When a new client requests a connection, and pmcd has determined that the client has permission to connect, it searches the matching list of access control statements for the most specific match containing a connection limit. For brevity, this will be called the limiting statement. If there is no limiting statement, the client is granted a connection. If there is a limiting statement and the number of pmcd clients with user ID, group ID, or IP addresses that match the identifier in the limiting statement is less than the connection limit in the statement, the connection is allowed. Otherwise the connection limit has been reached and the client is refused a connection.

Group access controls and the wildcarding in host identifiers means that once pmcd actually accepts a connection from a client, the connection may contribute to the current connection count of more than one access control statement - the client's host may match more than one access control statement, and similarly the user ID may be in more than one group. This may be significant for subsequent connection requests.

Note that pmcd enters a mode where it runs effectively with a higher-level of security as soon as a user or group access control section is added to the configuration. In this mode only authenticated connections are allowed - either from a SASL authenticated connection, or a Unix domain socket (which implicitly passes client credentials). This is the same mode that is entered explicitly using the -S option. Assuming permission is allowed, one can determine whether pmcd is running in this mode by querying the value of the pmcd.feature.creds_required metric.

Note also that because most specific match semantics are used when checking the connection limit, for the host-based access control case, priority is given to clients with more specific host identifiers. It is also possible to exceed connection limits in some situations. Consider the following:

allow host clank : all, maximum 5 connections; allow host * : all except store, maximum 2 connections;

This says that only 2 client connections at a time are permitted for all hosts other than "clank", which is permitted 5. If a client from host "boing" is the first to connect to pmcd, its connection is checked against the second statement (that is the most specific match with a connection limit). As there are no other clients, the connection is accepted and contributes towards the limit for only the second statement above. If the next client connects from "clank", its connection is checked against the limit for the first statement. There are no other connections from "clank", so the connection is accepted. Once this connection is accepted, it counts towards both statements' limits because "clank" matches the host identifier in both statements. Remember that the decision to accept a new connection is made using only the most specific matching access control statement with a connection limit. Now, the connection limit for the second statement has been reached. Any connections from hosts other than "clank" will be refused.

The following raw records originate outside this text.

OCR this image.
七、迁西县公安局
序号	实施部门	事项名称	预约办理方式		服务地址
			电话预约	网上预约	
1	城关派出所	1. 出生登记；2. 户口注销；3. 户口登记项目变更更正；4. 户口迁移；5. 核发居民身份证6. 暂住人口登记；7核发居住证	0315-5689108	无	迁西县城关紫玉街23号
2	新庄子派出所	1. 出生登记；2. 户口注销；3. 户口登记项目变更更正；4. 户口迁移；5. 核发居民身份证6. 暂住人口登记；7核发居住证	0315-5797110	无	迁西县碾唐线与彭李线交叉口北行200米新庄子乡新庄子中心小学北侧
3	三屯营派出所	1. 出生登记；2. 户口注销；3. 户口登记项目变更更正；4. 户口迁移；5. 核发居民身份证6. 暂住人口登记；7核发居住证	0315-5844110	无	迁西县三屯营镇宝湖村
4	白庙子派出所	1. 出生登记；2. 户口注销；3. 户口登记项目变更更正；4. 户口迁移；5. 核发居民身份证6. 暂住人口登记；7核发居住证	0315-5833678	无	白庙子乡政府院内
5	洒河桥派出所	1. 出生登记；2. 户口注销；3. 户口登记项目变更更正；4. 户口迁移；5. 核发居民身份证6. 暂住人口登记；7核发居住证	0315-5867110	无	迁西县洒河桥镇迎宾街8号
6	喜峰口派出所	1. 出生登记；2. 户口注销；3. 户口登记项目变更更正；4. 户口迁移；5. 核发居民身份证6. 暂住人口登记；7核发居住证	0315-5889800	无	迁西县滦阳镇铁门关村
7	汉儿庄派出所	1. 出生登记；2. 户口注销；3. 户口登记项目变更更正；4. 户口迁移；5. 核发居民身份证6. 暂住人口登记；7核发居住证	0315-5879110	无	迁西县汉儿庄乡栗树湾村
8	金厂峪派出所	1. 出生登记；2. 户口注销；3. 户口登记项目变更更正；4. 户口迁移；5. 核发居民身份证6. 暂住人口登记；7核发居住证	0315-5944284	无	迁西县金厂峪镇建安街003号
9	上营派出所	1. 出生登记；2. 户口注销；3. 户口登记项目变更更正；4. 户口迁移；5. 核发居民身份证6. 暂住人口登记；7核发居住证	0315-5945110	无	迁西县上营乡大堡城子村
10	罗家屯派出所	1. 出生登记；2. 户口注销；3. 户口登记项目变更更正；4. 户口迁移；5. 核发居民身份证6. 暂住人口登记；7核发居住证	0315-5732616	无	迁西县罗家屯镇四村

If instead, pmcd with no clients saw three successive connections arrived from "boing", the first two would be accepted and the third refused. After that, if a connection was requested from "clank" it would be accepted. It matches the first statement, which is more specific than the second, so the connection limit in the first is used to determine that the client has the right to connect. Now there are 3 connections contributing to the second statement's connection limit. Even though the connection limit for the second statement has been exceeded, the earlier connections from "boing" are maintained. The connection limit is only checked at the time a client attempts a connection rather than being re-evaluated every time a new client connects to pmcd.

This gentle scheme is designed to allow reasonable limits to be imposed on a first come first served basis, with specific exceptions.

As illustrated by the example above, a client's connection is honored once it has been accepted. However, pmcd reconfiguration (see the next section) re-evaluates all the connection counts and will cause client connections to be dropped where connection limits have been exceeded.